City Council Votes Tonight, October 22, On Agreements With Unions
By Samantha Mehlinger - Staff Writer
October 22, 2013 – The Long Beach City Council votes tonight (October 22) on agreements with the four remaining bargaining units of city employees, including the associations of engineering employees, managers, confidential employees and lifeguards. With the approval of agreements, the City of Long Beach will have achieved full pension reform, meaning that all city employees must pick up their full share of pension costs into the California Public Employment Retirement System (CalPERS).
According to Tom Modica, deputy city manager, CalPERS allows cities the option to pay its employees’ pension costs, which, for most non-public safety employees is 8 percent of their income, in addition to its own (employer) share of around 14 or 15 percent. Starting in the 1980s, Modica said, the City of Long Beach began picking up portions of employee pension costs.
City employees from these four bargaining units are currently paying 2 percent of the 8 percent employee share. Under the new agreements, the city will give 11 percent raises in fiscal year 2014 and 4 percent pay raises in fiscal year 2015. However, employees will also begin paying the full 8 percent to PERS this year, retroactive to October 1 or soon thereafter, according to a staff report.
The contracts with engineering, management, lifeguards and confidential employees have terms of two years, Modica said. If council approves the agreements, the city will save more than $130 million in the General Fund and more than $250 million in All Funds from fiscal years 2014 to 2024 total from all pension reform, according to a city press release.

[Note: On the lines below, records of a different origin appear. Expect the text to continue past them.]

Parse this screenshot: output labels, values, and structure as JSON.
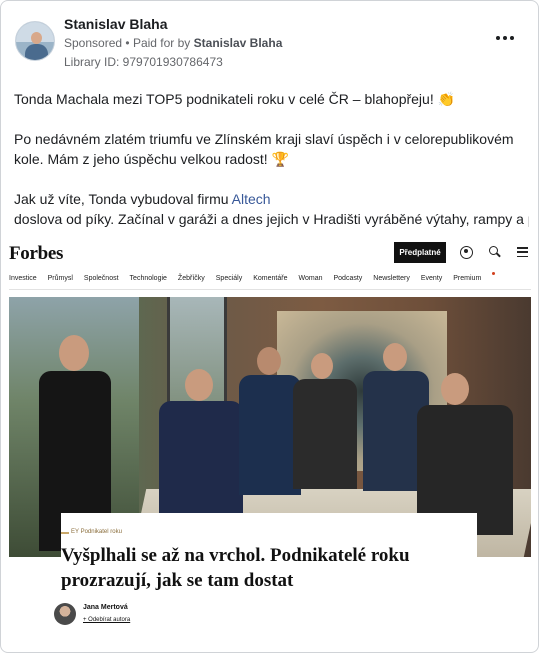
{
  "post": {
    "author": "Stanislav Blaha",
    "sponsored_label": "Sponsored",
    "separator": "•",
    "paid_for_label": "Paid for by",
    "payer": "Stanislav Blaha",
    "library_id": "Library ID: 979701930786473",
    "paragraph1": "Tonda Machala mezi TOP5 podnikateli roku v celé ČR – blahopřeju! 👏",
    "paragraph2": "Po nedávném zlatém triumfu ve Zlínském kraji slaví úspěch i v celorepublikovém kole. Mám z jeho úspěchu velkou radost! 🏆",
    "paragraph3_before": "Jak už víte, Tonda vybudoval firmu ",
    "paragraph3_link": "Altech",
    "paragraph3_after": " doslova od píky. Začínal v garáži a dnes jejich v Hradišti vyráběné výtahy, rampy a plošiny pro lidi s handicapem najdete p…"
  },
  "article": {
    "logo": "Forbes",
    "subscribe_label": "Předplatné",
    "nav": [
      "Investice",
      "Průmysl",
      "Společnost",
      "Technologie",
      "Žebříčky",
      "Speciály",
      "Komentáře",
      "Woman",
      "Podcasty",
      "Newslettery",
      "Eventy",
      "Premium"
    ],
    "kicker": "EY Podnikatel roku",
    "headline": "Vyšplhali se až na vrchol. Podnikatelé roku prozrazují, jak se tam dostat",
    "byline_name": "Jana Mertová",
    "follow_label": "+ Odebírat autora"
  },
  "colors": {
    "link": "#385898",
    "muted": "#65676b",
    "subscribe_bg": "#111111"
  }
}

Of the city achieving full pension reform, Modica said, “We think it is very significant.”
While other city employees, such as those represented by the police and fire associations and the International Association of Machinists, had received pay increases in the past five years, the remaining four bargaining units had not, with one exception. To offset the jump to their increased contribution into CalPERS, and to put them at better parity with other bargaining units, the agreements allow for pay increases.
“So what we did with pension reform was, we said, ‘We got you the increases we promised you, but we would like to negotiate that you give a portion of that back to the city to pay for the pension costs that we are currently paying for you,’” Modica explained of the relation of salary increases to CalPERS reform. “I think these four unions are in agreement with this because it is the same terms as we have offered [to other bargaining units] and it puts everyone on the same playing field,” he said.

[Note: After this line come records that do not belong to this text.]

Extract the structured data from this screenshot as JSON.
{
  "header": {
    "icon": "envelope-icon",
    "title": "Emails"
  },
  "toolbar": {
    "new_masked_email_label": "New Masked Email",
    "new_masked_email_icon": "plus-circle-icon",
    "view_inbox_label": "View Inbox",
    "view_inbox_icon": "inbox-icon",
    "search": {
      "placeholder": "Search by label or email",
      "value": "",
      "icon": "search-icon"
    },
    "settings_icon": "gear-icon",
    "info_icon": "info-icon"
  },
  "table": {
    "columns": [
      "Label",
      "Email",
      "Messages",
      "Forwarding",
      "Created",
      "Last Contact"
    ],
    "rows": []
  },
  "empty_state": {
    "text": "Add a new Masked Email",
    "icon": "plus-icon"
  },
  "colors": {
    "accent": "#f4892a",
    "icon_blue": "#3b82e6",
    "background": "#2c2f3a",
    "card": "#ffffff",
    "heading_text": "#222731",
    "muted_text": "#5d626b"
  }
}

In a statement to the Business Journal, the Long Beach Association of Engineering Employees wrote: “The City of Long Beach has many large engineering projects currently underway: the Gerald Desmond Bridge, gas and water distribution system enhancements, airport runway improvements, the widening of the 710 freeway, just to name a few . . . The recent agreement between the Engineering Association and the City of Long Beach is a step in the right direction to adjust the City’s engineering wages to help recruit and retain the required engineering professionals for these challenging projects.”
Aaron Fletcher, a Long Beach Lifeguard Association boardmember and marine safety officer, told the Business Journal that the association hopes the city council approves the agreements. “As far as this contract goes, it is a step in the right direction. Since 2007, we’ve basically been working without a raise,” he said. He added that while the increase in pay is being “framed like a huge raise for these employee groups,” factors including increased contribution to CalPERS and inflation mean the raise isn’t that large. He noted, “When we look at inflation, we’re making 16 or 17 percent less than we were from the 2007 amount.”
Business Journal Publisher George Economides said that having city employees pick up the “employee fee” is a long time in coming. “We urged the city council act back in the late 1990s,” he said. “Why should taxpayers pay the employee fee when they are already paying the very high employer fee? It made no sense that they weren’t paying into their own retirement. It was a give-away to city workers, costing taxpayers roughly $20 million annually during most of those years. Our argument has always been, pay employees a fair salary, but have them pick up all of their eight or nine percent of the pension cost.”